El surrealismo parece renacer diariamente en el panorama político de México. Un reciente evento marcó la atención de los medios: el secretario Juan Ramón de la Fuente leyó repetidamente la Constitución mexicana ante Marco Rubio, en presencia de periodistas. Cada vez que se mencionaba “Venezuela”, De la Fuente volvía a señalar el artículo 89, citando los principios de autodeterminación y no intervención.
Es curioso cómo el enfoque en la letra de la Constitución parece servir de escudo ante la crítica hacia regímenes autoritarios, como el de Nicolás Maduro en Venezuela. En los 9,124 días de crisis en el país sudamericano, la retórica legal se erige como un recurso que a menudo parece desviar el foco de la realidad. La literatura mágica de la política mexicana, en este caso, hace que el discurso se convierta en un refugio para evitar una postura contundente.
Este mismo secretario, en una reciente interpretación de la política exterior, enfatizó la “confianza mutua” con Estados Unidos. Sin embargo, este argumento choca con la percepción de los vínculos con Maduro, cuestionando la verdadera esencia de dicha confianza. No olvidemos que un día antes, un ex presidente estadounidense afirmaba que México estaba bajo el control de narcotraficantes, un comentario que solo agrava las tensiones diplomáticas.
Además, resulta intrigante que durante la lectura de la Constitución, De la Fuente omitiera mencionar las obligaciones del Estado mexicano en cuanto a la defensa de los derechos humanos, un punto esencial en la diplomacia moderna, respaldado por tratados internacionales firmados por México. La ausencia de este tema parece contradecir la perspectiva de la comunidad internacional sobre la situación en Venezuela.

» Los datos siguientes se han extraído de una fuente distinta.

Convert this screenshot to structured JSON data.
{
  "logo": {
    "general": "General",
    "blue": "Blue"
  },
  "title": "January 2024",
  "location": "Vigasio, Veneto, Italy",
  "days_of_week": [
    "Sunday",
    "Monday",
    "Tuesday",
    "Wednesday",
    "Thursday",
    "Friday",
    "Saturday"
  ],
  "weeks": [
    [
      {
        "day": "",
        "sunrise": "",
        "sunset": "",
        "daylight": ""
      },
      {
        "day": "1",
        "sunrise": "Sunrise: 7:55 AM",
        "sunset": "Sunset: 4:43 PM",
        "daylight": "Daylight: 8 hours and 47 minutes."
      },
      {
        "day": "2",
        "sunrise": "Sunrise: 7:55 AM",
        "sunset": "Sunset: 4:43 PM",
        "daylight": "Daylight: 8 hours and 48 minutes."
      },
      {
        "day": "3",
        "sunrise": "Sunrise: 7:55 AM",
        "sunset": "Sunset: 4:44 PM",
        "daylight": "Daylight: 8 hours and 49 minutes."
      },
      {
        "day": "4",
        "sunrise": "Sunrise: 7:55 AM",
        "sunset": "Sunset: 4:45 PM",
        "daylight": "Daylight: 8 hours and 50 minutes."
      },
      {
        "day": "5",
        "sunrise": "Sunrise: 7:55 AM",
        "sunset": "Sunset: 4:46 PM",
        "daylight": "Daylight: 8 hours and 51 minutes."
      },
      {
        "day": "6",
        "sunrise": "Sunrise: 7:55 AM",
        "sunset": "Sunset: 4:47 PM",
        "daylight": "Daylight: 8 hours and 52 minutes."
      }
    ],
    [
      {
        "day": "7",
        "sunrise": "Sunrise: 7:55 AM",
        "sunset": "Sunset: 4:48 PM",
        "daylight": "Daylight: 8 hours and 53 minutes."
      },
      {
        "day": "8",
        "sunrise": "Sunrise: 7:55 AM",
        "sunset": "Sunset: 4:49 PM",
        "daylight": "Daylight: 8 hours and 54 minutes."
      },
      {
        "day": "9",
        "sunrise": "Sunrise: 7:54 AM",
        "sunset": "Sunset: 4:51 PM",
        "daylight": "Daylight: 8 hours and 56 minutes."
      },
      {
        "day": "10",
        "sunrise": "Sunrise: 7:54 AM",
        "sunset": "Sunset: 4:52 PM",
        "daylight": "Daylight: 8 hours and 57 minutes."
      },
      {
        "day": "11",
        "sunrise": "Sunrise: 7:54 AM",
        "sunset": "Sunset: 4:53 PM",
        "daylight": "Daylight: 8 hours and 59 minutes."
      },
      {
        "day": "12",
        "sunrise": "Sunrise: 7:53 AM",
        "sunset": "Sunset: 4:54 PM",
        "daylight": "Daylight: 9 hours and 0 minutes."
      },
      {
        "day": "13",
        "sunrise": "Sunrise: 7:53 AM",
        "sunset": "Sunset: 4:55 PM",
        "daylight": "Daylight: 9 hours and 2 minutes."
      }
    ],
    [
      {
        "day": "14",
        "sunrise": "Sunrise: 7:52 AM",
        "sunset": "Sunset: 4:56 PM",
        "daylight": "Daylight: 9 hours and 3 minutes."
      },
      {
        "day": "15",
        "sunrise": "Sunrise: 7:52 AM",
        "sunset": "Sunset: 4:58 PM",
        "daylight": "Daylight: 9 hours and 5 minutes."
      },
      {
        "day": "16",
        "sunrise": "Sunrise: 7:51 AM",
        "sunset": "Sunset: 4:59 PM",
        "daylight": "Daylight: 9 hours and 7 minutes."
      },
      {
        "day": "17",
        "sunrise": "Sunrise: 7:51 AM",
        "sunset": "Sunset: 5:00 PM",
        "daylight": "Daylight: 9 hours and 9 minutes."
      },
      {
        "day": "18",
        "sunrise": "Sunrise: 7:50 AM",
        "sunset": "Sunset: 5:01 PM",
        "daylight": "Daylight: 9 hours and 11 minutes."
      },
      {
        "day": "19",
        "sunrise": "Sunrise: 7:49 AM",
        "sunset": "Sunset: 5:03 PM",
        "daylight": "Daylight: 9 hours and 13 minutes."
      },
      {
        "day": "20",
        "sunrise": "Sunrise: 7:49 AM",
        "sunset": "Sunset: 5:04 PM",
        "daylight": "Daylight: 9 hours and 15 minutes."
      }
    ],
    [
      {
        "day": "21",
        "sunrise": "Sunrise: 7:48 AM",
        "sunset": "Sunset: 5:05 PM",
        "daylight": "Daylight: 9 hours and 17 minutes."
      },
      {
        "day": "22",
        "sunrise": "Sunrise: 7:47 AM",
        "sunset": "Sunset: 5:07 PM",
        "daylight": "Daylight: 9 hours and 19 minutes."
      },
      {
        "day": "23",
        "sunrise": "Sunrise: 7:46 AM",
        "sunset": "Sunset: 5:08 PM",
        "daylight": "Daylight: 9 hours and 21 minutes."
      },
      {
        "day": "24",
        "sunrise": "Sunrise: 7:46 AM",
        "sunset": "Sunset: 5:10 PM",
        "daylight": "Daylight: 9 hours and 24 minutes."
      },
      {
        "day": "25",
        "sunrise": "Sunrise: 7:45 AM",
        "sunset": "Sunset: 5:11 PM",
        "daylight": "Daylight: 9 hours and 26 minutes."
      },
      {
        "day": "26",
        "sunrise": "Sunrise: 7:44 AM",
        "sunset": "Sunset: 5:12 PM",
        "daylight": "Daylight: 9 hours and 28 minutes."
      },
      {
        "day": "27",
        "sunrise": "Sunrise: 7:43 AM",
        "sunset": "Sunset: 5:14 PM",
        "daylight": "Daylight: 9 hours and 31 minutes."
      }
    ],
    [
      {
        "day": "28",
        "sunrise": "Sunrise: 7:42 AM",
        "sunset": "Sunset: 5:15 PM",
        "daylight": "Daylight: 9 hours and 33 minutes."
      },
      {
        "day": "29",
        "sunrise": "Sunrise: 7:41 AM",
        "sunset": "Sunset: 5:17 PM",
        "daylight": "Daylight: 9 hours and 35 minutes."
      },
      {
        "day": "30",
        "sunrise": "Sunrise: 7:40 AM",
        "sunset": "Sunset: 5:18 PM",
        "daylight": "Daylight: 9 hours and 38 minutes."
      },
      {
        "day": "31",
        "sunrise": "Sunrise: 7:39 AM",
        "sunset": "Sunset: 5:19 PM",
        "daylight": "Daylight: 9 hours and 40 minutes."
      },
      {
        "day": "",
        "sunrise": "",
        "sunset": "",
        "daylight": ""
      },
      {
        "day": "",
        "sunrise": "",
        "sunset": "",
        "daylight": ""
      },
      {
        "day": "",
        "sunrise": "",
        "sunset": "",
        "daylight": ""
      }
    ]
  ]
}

En el contexto de relaciones diplomáticas, el secretario defendió la conexión con todos los países dispuestos a dialogar, recordando un tiempo en que México rompió relaciones con España bajo la dictadura de Franco por motivos de dignidad. Este contraste genera interrogantes sobre la coherencia y la ética de las decisiones actuales.
La reciente jornada en la Secretaría de Relaciones Exteriores dejó un gusto amargo: la lectura de la Constitución no es suficiente para abordar los complejos desafíos de la diplomacia contemporánea. La actuación del canciller fue vista como una falta de conexión con las realidades que, en muchas ocasiones, escapan a la letra de las leyes.
Este análisis pone de relieve las tensiones latentes en las relaciones internacionales de México, al tiempo que invita a reflexionar sobre lo que constituye una auténtica diplomacia en tiempos de crisis global.